熊谷朋之 Nippon Express (Australia) General Manager Melbourne Branch - インタビュー - Dengon Net

熊谷朋之 Nippon Express (Australia) General Manager Melbourne Branch

2005-06-01

管理者としての厳しさと優しさを持ち合わせた熊谷さん。「上司にしたい男性」No.1といっても過言ではないと感じました。 子供達の成長の早さに驚いたり考えさせられたりするという、よき父親でもあります。

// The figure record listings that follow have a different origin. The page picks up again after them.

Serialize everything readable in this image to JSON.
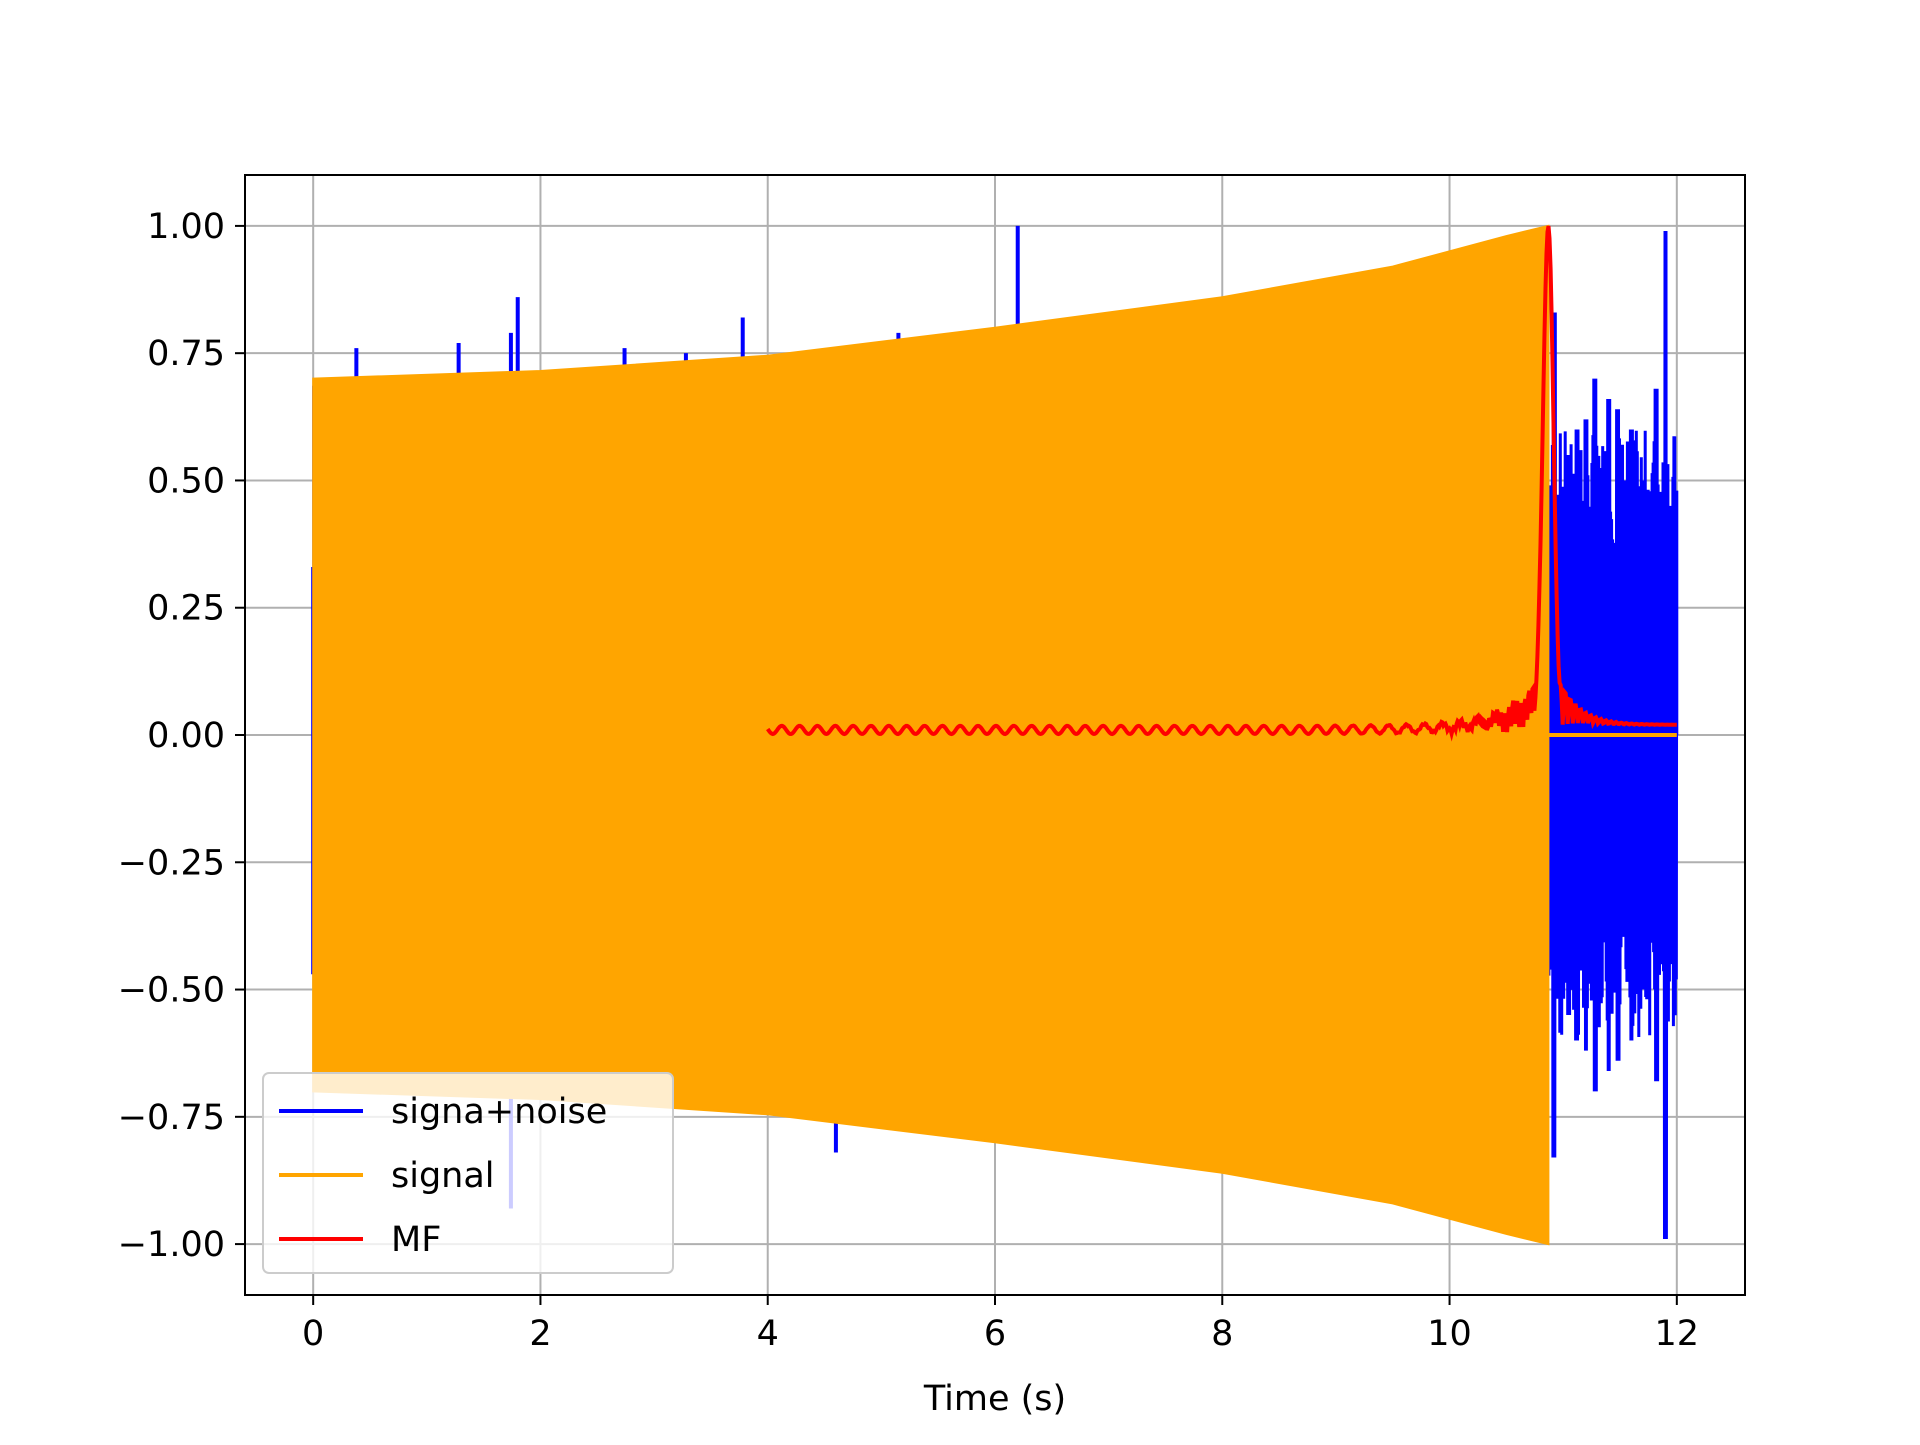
{
  "chart_data": {
    "type": "line",
    "title": "",
    "xlabel": "Time (s)",
    "ylabel": "",
    "xlim": [
      -0.6,
      12.6
    ],
    "ylim": [
      -1.1,
      1.1
    ],
    "grid": true,
    "legend_position": "bottom-left",
    "x_ticks": [
      0,
      2,
      4,
      6,
      8,
      10,
      12
    ],
    "x_tick_labels": [
      "0",
      "2",
      "4",
      "6",
      "8",
      "10",
      "12"
    ],
    "y_ticks": [
      1.0,
      0.75,
      0.5,
      0.25,
      0.0,
      -0.25,
      -0.5,
      -0.75,
      -1.0
    ],
    "y_tick_labels": [
      "1.00",
      "0.75",
      "0.50",
      "0.25",
      "0.00",
      "−0.25",
      "−0.50",
      "−0.75",
      "−1.00"
    ],
    "series": [
      {
        "name": "signa+noise",
        "color": "#0000ff",
        "description_of_shape": "dense oscillation, noisy spikes",
        "spikes": [
          {
            "x": 0.0,
            "y": 0.33
          },
          {
            "x": 0.0,
            "y": -0.47
          },
          {
            "x": 0.38,
            "y": 0.76
          },
          {
            "x": 1.28,
            "y": 0.77
          },
          {
            "x": 1.74,
            "y": 0.79
          },
          {
            "x": 1.8,
            "y": 0.86
          },
          {
            "x": 1.74,
            "y": -0.93
          },
          {
            "x": 2.74,
            "y": 0.76
          },
          {
            "x": 3.28,
            "y": 0.75
          },
          {
            "x": 3.78,
            "y": 0.82
          },
          {
            "x": 4.6,
            "y": -0.82
          },
          {
            "x": 5.15,
            "y": 0.79
          },
          {
            "x": 6.2,
            "y": 1.0
          },
          {
            "x": 5.6,
            "y": -0.79
          }
        ],
        "tail_segment": {
          "x_start": 10.87,
          "x_end": 12.0,
          "peaks": [
            {
              "x": 10.92,
              "y": -0.83
            },
            {
              "x": 11.05,
              "y": 0.55
            },
            {
              "x": 11.12,
              "y": -0.6
            },
            {
              "x": 11.2,
              "y": 0.62
            },
            {
              "x": 11.28,
              "y": -0.7
            },
            {
              "x": 11.4,
              "y": 0.66
            },
            {
              "x": 11.48,
              "y": -0.64
            },
            {
              "x": 11.6,
              "y": 0.6
            },
            {
              "x": 11.7,
              "y": -0.5
            },
            {
              "x": 11.82,
              "y": 0.68
            },
            {
              "x": 11.9,
              "y": 0.99
            },
            {
              "x": 11.95,
              "y": -0.45
            },
            {
              "x": 12.0,
              "y": 0.48
            }
          ]
        }
      },
      {
        "name": "signal",
        "color": "#ffa500",
        "description_of_shape": "dense chirp oscillation filling an expanding envelope",
        "x_start": 0.0,
        "x_end": 10.87,
        "envelope": [
          {
            "x": 0.0,
            "y": 0.7
          },
          {
            "x": 2.0,
            "y": 0.715
          },
          {
            "x": 4.0,
            "y": 0.745
          },
          {
            "x": 6.0,
            "y": 0.8
          },
          {
            "x": 8.0,
            "y": 0.86
          },
          {
            "x": 9.5,
            "y": 0.92
          },
          {
            "x": 10.5,
            "y": 0.98
          },
          {
            "x": 10.87,
            "y": 1.0
          }
        ],
        "after_end_value": 0.0
      },
      {
        "name": "MF",
        "color": "#ff0000",
        "description_of_shape": "near zero from 4 to 10.4 s, sharp peak at about 10.87 s, decays after",
        "x_start": 4.0,
        "x_end": 12.0,
        "peak": {
          "x": 10.87,
          "y": 1.0
        },
        "baseline": 0.01
      }
    ]
  }
}
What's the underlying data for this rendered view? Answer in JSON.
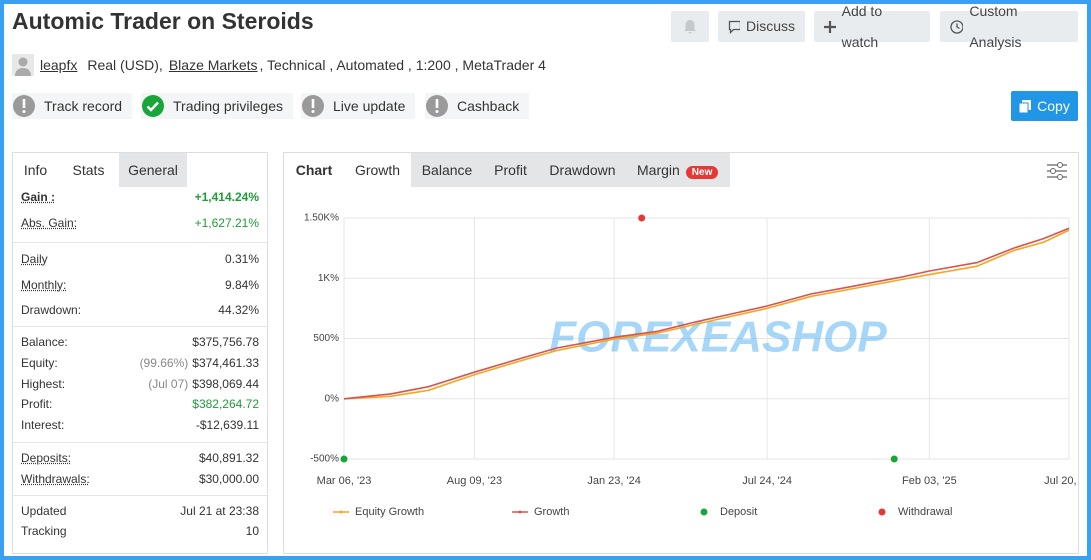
{
  "header": {
    "title": "Automic Trader on Steroids",
    "buttons": [
      "Discuss",
      "Add to watch",
      "Custom Analysis"
    ],
    "user": "leapfx",
    "account": "Real (USD),",
    "broker": "Blaze Markets",
    "details": ", Technical , Automated , 1:200 , MetaTrader 4",
    "copy": "Copy"
  },
  "badges": [
    "Track record",
    "Trading privileges",
    "Live update",
    "Cashback"
  ],
  "left_tabs": [
    "Info",
    "Stats",
    "General"
  ],
  "stats": {
    "groups": [
      {
        "rows": [
          {
            "label": "Gain :",
            "value": "+1,414.24%"
          },
          {
            "label": "Abs. Gain:",
            "value": "+1,627.21%"
          }
        ]
      },
      {
        "rows": [
          {
            "label": "Daily",
            "value": "0.31%"
          },
          {
            "label": "Monthly:",
            "value": "9.84%"
          },
          {
            "label": "Drawdown:",
            "value": "44.32%"
          }
        ]
      },
      {
        "rows": [
          {
            "label": "Balance:",
            "value": "$375,756.78"
          },
          {
            "label": "Equity:",
            "note": "(99.66%)",
            "value": "$374,461.33"
          },
          {
            "label": "Highest:",
            "note": "(Jul 07)",
            "value": "$398,069.44"
          },
          {
            "label": "Profit:",
            "value": "$382,264.72"
          },
          {
            "label": "Interest:",
            "value": "-$12,639.11"
          }
        ]
      },
      {
        "rows": [
          {
            "label": "Deposits:",
            "value": "$40,891.32"
          },
          {
            "label": "Withdrawals:",
            "value": "$30,000.00"
          }
        ]
      },
      {
        "rows": [
          {
            "label": "Updated",
            "value": "Jul 21 at 23:38"
          },
          {
            "label": "Tracking",
            "value": "10"
          }
        ]
      }
    ]
  },
  "chart_tabs": [
    "Chart",
    "Growth",
    "Balance",
    "Profit",
    "Drawdown",
    "Margin"
  ],
  "new_badge": "New",
  "watermark": "FOREXEASHOP",
  "chart_data": {
    "type": "line",
    "ylim": [
      -500,
      1500
    ],
    "yticks": [
      {
        "value": -500,
        "label": "-500%"
      },
      {
        "value": 0,
        "label": "0%"
      },
      {
        "value": 500,
        "label": "500%"
      },
      {
        "value": 1000,
        "label": "1K%"
      },
      {
        "value": 1500,
        "label": "1.50K%"
      }
    ],
    "xlim": [
      "2023-03-06",
      "2025-07-20"
    ],
    "xticks": [
      {
        "value": "2023-03-06",
        "label": "Mar 06, '23"
      },
      {
        "value": "2023-08-09",
        "label": "Aug 09, '23"
      },
      {
        "value": "2024-01-23",
        "label": "Jan 23, '24"
      },
      {
        "value": "2024-07-24",
        "label": "Jul 24, '24"
      },
      {
        "value": "2025-02-03",
        "label": "Feb 03, '25"
      },
      {
        "value": "2025-07-20",
        "label": "Jul 20, '25"
      }
    ],
    "grid": true,
    "series": [
      {
        "name": "Equity Growth",
        "color": "#f5a623",
        "x": [
          "2023-03-06",
          "2023-05-01",
          "2023-06-15",
          "2023-08-09",
          "2023-10-01",
          "2023-11-15",
          "2024-01-23",
          "2024-03-15",
          "2024-05-01",
          "2024-07-24",
          "2024-09-15",
          "2024-11-01",
          "2025-01-01",
          "2025-02-03",
          "2025-04-01",
          "2025-05-15",
          "2025-06-20",
          "2025-07-20"
        ],
        "values": [
          0,
          20,
          70,
          200,
          310,
          400,
          495,
          545,
          620,
          750,
          850,
          910,
          990,
          1030,
          1100,
          1230,
          1300,
          1400
        ]
      },
      {
        "name": "Growth",
        "color": "#d9534f",
        "x": [
          "2023-03-06",
          "2023-05-01",
          "2023-06-15",
          "2023-08-09",
          "2023-10-01",
          "2023-11-15",
          "2024-01-23",
          "2024-03-15",
          "2024-05-01",
          "2024-07-24",
          "2024-09-15",
          "2024-11-01",
          "2025-01-01",
          "2025-02-03",
          "2025-04-01",
          "2025-05-15",
          "2025-06-20",
          "2025-07-20"
        ],
        "values": [
          0,
          40,
          100,
          220,
          330,
          420,
          510,
          560,
          640,
          770,
          870,
          930,
          1010,
          1060,
          1130,
          1250,
          1330,
          1414.24
        ]
      },
      {
        "name": "Deposit",
        "color": "#1aa53a",
        "kind": "point",
        "x": [
          "2023-03-06",
          "2024-12-23"
        ],
        "values": [
          -500,
          -500
        ]
      },
      {
        "name": "Withdrawal",
        "color": "#e53935",
        "kind": "point",
        "x": [
          "2024-02-25"
        ],
        "values": [
          1500
        ]
      }
    ]
  }
}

Face to face でコミュニケーション。 職場も家庭も円滑な関係を築いてこそ。

日本通運について

日通と聞いて、ペリカン便や引っ越し業者の姿を思い浮かべる方が多いかと思います。弊社は消費者の目に触れやすい、こうした荷物だけでなく、飛行機・船を使った大型商業貨物の運搬、保管をトータルで扱える総合物流の会社です。 最近では、確実性とともに特に「迅速さ」が要求されてきています。弊社は世界中に拠点があり、現在子会社孫会社合わせて53社、35カ国175都市301拠点というネットワークがあります。つまり世界中に同じ仲間がいて、荷物を送る側、受け取る側の体制ができている、確実性とともにツーカーで仕事ができる速さを持ち合わせている、ということになります。 また、引っ越しに関しては受け付けから梱包、荷解きまですべて日本人スタッフが行いますので、きめ細かいサービスができるのが特長です。

入社の動機は?

大学3年のとき、研修旅行と称してヨーロッパに行き、外国に目が向くようになりました。外国に関係する仕事といっても色々な業種がありますが、たまたま日通の中でも活発な事業部だった航空事業部というところを希望して入社することができたので幸運でした。 海外に長期出張した折、代理店管理やコーディネートが自分に向いているのがわかりました。その後アメリカに出向し、メルボルンに来てそろそろ4年になります。

仕事で心がけていることは?

コミュニケーションと労務管理です。コミュニケーションでは、支店長室に座ってばかりいるのではなく、現場担当者に「あれはどうなった?」などと声をかけて報告しやすい状態を作ります。メールは全員への通知などには便利ですが、やはり一人一人顔を見て話すことが大事だと思います。 日本のように「アフター5」がないので、業績がよかった時にはランチタイムに経費でピザをオーダーしてみんなで食べる、といったことをし、みんなでがんばったという達成感を味わう場を作ります。チームで働く意識を持たせ和を保つことが重要なポイントだと感じています。 アメリカでは自己主張がきつく、何かあるとすぐ訴訟問題にもなりかねないので、とても労務管理に気を遣いました。限られた労働時間の中で、円滑に効率的に仕事をしてもらうにはどうするかをいつも考えています。たとえば、一時的に大きな仕事が増えたようなときには短期で人を採用し、人員確保。それぞれの負担が大きくならないことで効率をあげていけるようにします。気持ちよく仕事をしてもらうための環境作りを心掛けています。

ご家族とは? 休日の過ごし方は?

家内と18歳の娘、16歳の息子+犬がいます。夫婦二人とも体重を減らさなくてはいけないので(笑)、朝晩犬と共に散歩をするようにしています。この前の日曜日は一家4人+1匹でビーチまで散歩し、ブランチを取りました。 読書が好きで、哲学や宗教、時代小説などをよく読みます。吉村昭、藤沢周平、立花隆が好きな作家です。 それから家内も私も映画が好きで、観てはよく議論します。最近ではカンヌ国際映画祭で日本人の14歳の男の子が主演男優賞を取って話題になった「誰もしらない(nobody knows)」をDVDで観ましたが、印象深い映画でした。 飛行機を使った遠距離旅行はなかなかできないのですが、車で行ける範囲の旅行はちょいちょい4人で行きます。家内が戦犯裁判について調べ物をしていることもあり、イースターは日本から来た娘の友達も含め、5人でキャンベラ、カウラに車で行きました。

子供達が大きくなって感じるのは、わいわいがやがや大人の会話ができるようになってきたことです。こいつら、いつのまに、こういうふうに考えられるようになったのか、と感心することもあります。大切なことは親(上)-子供(下)という、上から下に物申す位置付けではなく、対等に向かい合うように心掛けることでしょうか。最近それがやっと分かってきました。

熊谷朋之(くまがい ともゆき) 1957年生まれ。鳥取県出身。 1981年 日本通運入社。 1992~1997年 米国日本通運、シンシナティ、シカゴに出向。 2001年7月 支店長としてメルボルンに赴任。

支店長室といっても他の社員と同じフロア、ガラス越しにお互い何をしているのか見渡せます。

2400㎡もある倉庫の荷物の前で。 引っ越し時の荷物もここに一時保管されます。